To find the area we must integrate the function then apply the limits to the integral:

#int_2^4x^2-xln(x^2-1)dx#

Integrating the first term is straightforward but I suspect people may have trouble integrating the second term so let's look in more detail how we do that:

#intxln(x^2-1)dx#

We could try the substitution: #u=x^2-1#.
We then have that: #du=2x dx#

We can then apply the substitution to obtain:

#int1/2ln(u)du=1/2intln(u)#

Now to find the integral of #ln(u)# you can either read the information from a table of standard integrals or use integration by parts.

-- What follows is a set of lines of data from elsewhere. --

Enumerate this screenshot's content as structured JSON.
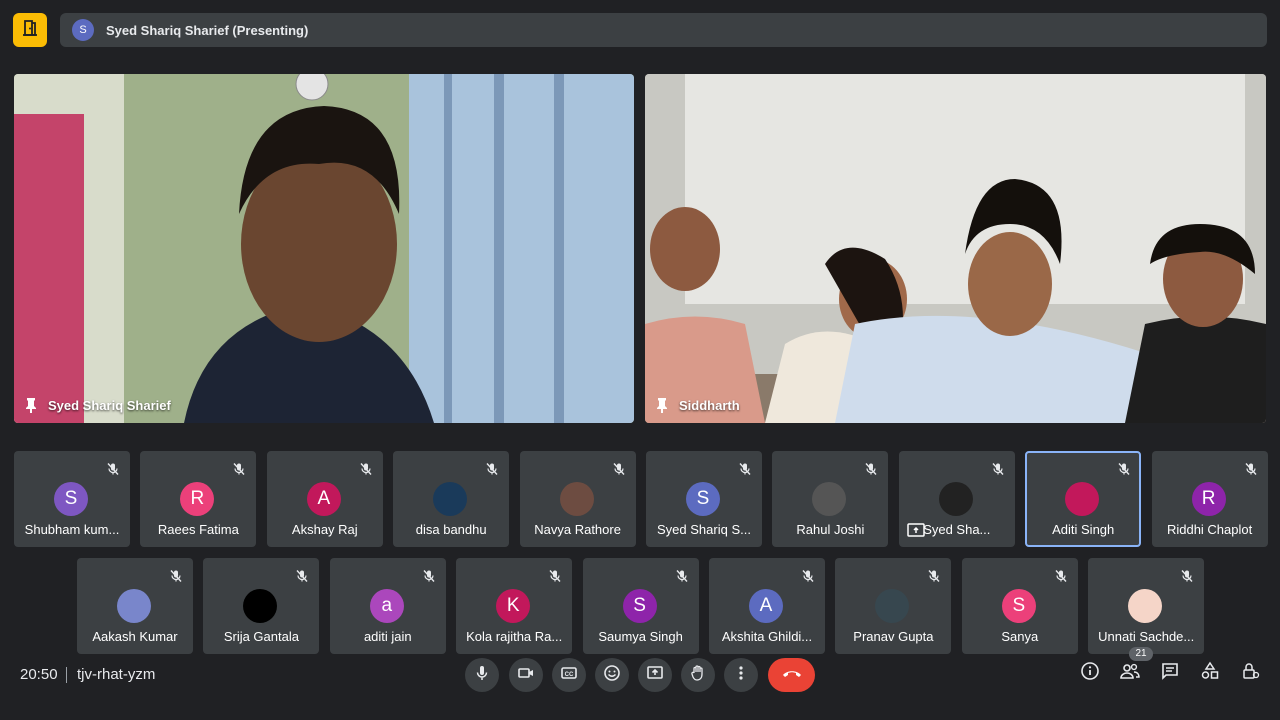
{
  "presenting": {
    "avatar_letter": "S",
    "label": "Syed Shariq Sharief (Presenting)"
  },
  "main_tiles": [
    {
      "name": "Syed Shariq Sharief"
    },
    {
      "name": "Siddharth"
    }
  ],
  "row1": [
    {
      "name": "Shubham kum...",
      "letter": "S",
      "color": "#7e57c2"
    },
    {
      "name": "Raees Fatima",
      "letter": "R",
      "color": "#ec407a"
    },
    {
      "name": "Akshay Raj",
      "letter": "A",
      "color": "#c2185b"
    },
    {
      "name": "disa bandhu",
      "letter": "",
      "color": "#1a3a5a"
    },
    {
      "name": "Navya Rathore",
      "letter": "",
      "color": "#6d4c41"
    },
    {
      "name": "Syed Shariq S...",
      "letter": "S",
      "color": "#5c6bc0"
    },
    {
      "name": "Rahul Joshi",
      "letter": "",
      "color": "#555"
    },
    {
      "name": "Syed Sha...",
      "letter": "",
      "color": "#222"
    },
    {
      "name": "Aditi Singh",
      "letter": "",
      "color": "#c2185b"
    },
    {
      "name": "Riddhi Chaplot",
      "letter": "R",
      "color": "#8e24aa"
    }
  ],
  "row2": [
    {
      "name": "Aakash Kumar",
      "letter": "",
      "color": "#7986cb"
    },
    {
      "name": "Srija Gantala",
      "letter": "",
      "color": "#000000"
    },
    {
      "name": "aditi jain",
      "letter": "a",
      "color": "#ab47bc"
    },
    {
      "name": "Kola rajitha Ra...",
      "letter": "K",
      "color": "#c2185b"
    },
    {
      "name": "Saumya Singh",
      "letter": "S",
      "color": "#8e24aa"
    },
    {
      "name": "Akshita Ghildi...",
      "letter": "A",
      "color": "#5c6bc0"
    },
    {
      "name": "Pranav Gupta",
      "letter": "",
      "color": "#37474f"
    },
    {
      "name": "Sanya",
      "letter": "S",
      "color": "#ec407a"
    },
    {
      "name": "Unnati Sachde...",
      "letter": "",
      "color": "#f5d5c8"
    }
  ],
  "bottom": {
    "time": "20:50",
    "meeting_code": "tjv-rhat-yzm",
    "participant_count": "21"
  },
  "icons": {
    "logo": "door-icon",
    "mic": "mic-icon",
    "camera": "camera-icon",
    "captions": "captions-icon",
    "emoji": "emoji-icon",
    "present": "present-icon",
    "hand": "raise-hand-icon",
    "more": "more-vert-icon",
    "hangup": "hangup-icon",
    "info": "info-icon",
    "people": "people-icon",
    "chat": "chat-icon",
    "activities": "activities-icon",
    "host": "host-controls-icon"
  }
}
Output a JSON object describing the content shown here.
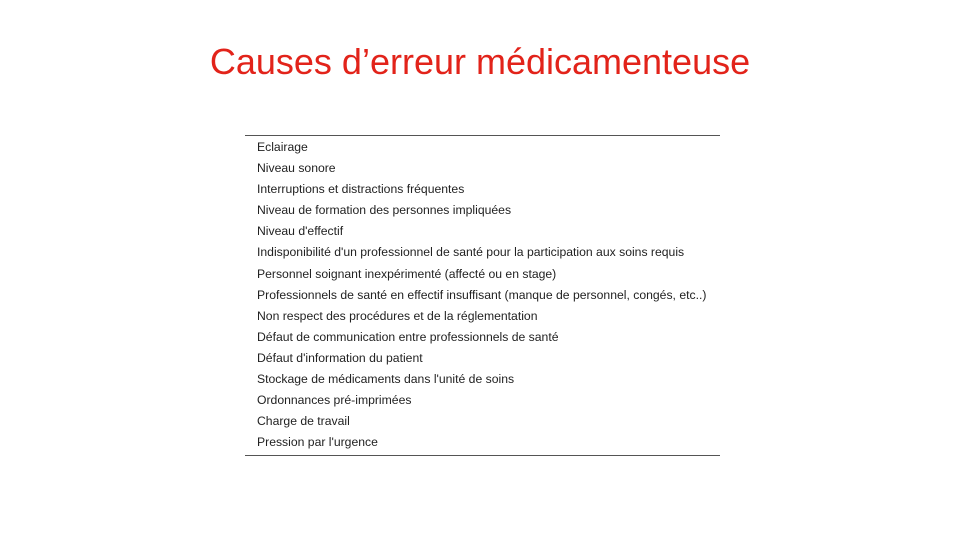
{
  "title": "Causes d’erreur médicamenteuse",
  "title_color": "#e2231a",
  "items": [
    "Eclairage",
    "Niveau sonore",
    "Interruptions et distractions fréquentes",
    "Niveau de formation des personnes impliquées",
    "Niveau d'effectif",
    "Indisponibilité d'un professionnel de santé pour la participation aux soins requis",
    "Personnel soignant inexpérimenté (affecté ou en stage)",
    "Professionnels de santé en effectif insuffisant (manque de personnel, congés, etc..)",
    "Non respect des procédures et de la réglementation",
    "Défaut de communication entre professionnels de santé",
    "Défaut d'information du patient",
    "Stockage de médicaments dans l'unité de soins",
    "Ordonnances pré-imprimées",
    "Charge de travail",
    "Pression par l'urgence"
  ]
}
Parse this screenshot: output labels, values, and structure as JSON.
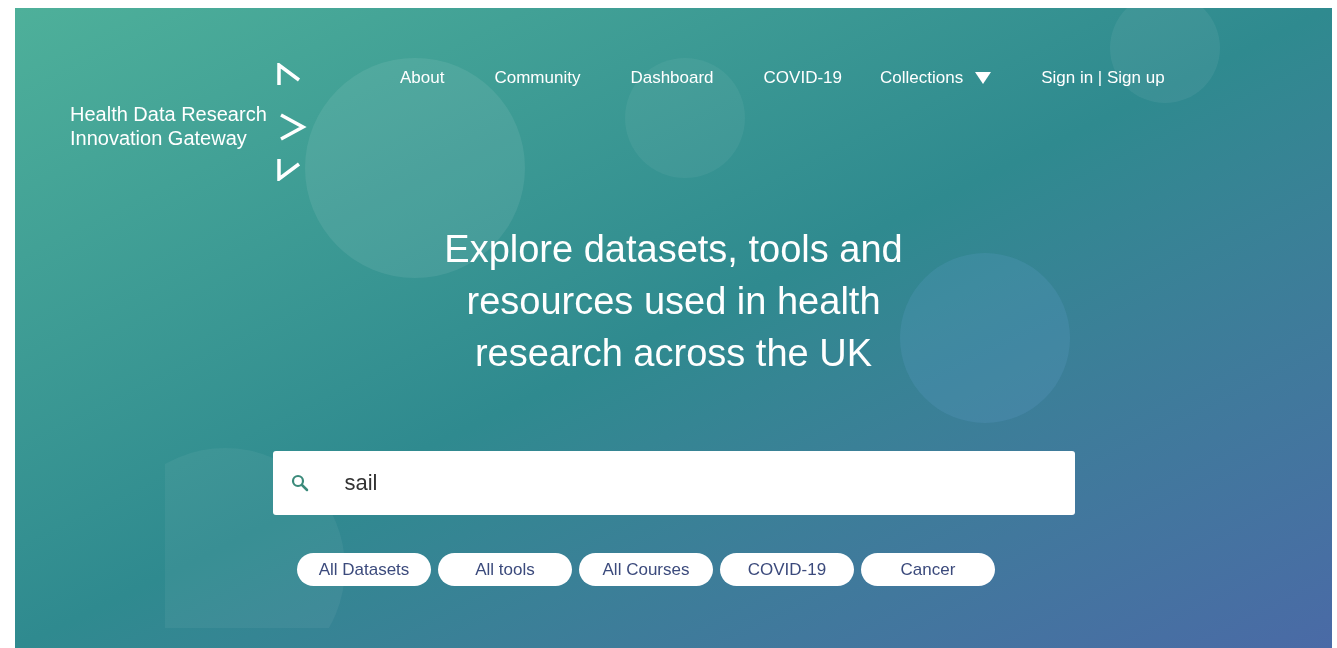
{
  "logo": {
    "line_1": "Health Data Research",
    "line_2": "Innovation Gateway"
  },
  "nav": [
    {
      "label": "About",
      "kind": "link"
    },
    {
      "label": "Community",
      "kind": "link"
    },
    {
      "label": "Dashboard",
      "kind": "link"
    },
    {
      "label": "COVID-19",
      "kind": "link"
    },
    {
      "label": "Collections",
      "kind": "dropdown"
    },
    {
      "label": "Sign in | Sign up",
      "kind": "link"
    }
  ],
  "headline": "Explore datasets, tools and resources used in health research across the UK",
  "search": {
    "value": "sail"
  },
  "chips": [
    "All Datasets",
    "All tools",
    "All Courses",
    "COVID-19",
    "Cancer"
  ]
}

To use integration by parts: although it is only one function the trick is to multiply #ln(u)# by #1# and then take#1# as our second function:

#=1/2int1*ln(u)du# Set:

#s = ln(u), s' =1/u#
#t'=1, t=u#

So now using integration by parts gives us:

#1/2u ln(u)-1/2int1 du=1/2(u lnu - u)+C#

Now reverse the substitution of #u# gives us:

#1/2((x^2-1) ln (x^2-1) -(x^2-1))+C=1/2(x^2-1)(ln(x^2-1)-1)+C#

So we have effectively shown that:

#intxln(x^2-1)dx =1/2(x^2-1)(ln(x^2-1)-1)+C #

We can now proceed with the original question stated, that is:

#int_2^4x^2-xln(x^2-1)dx#

Using our integral that we just we found out:

#[x^3/3-1/2(x^2-1)(ln(x^2-1)-1)]_2^4#

Now putting the limits in:

#{(4)^3/3-1/2((4)^2-1)(ln((4)^2-1)-1)}-{(2)^3/3-1/2((2)^2-1)(ln((2)^2-1)-1)}#

#=64/3-15/2ln(15)+15/2-8/3+3/2ln(3)-3/2#

Simplifying:

#=56/3+6+3/2ln(3) - 15/2Log(15)#

#74/3+ln(27/15^15)#

You can either leave this exact value or use a calculator to approximate the solution to #6.00421#.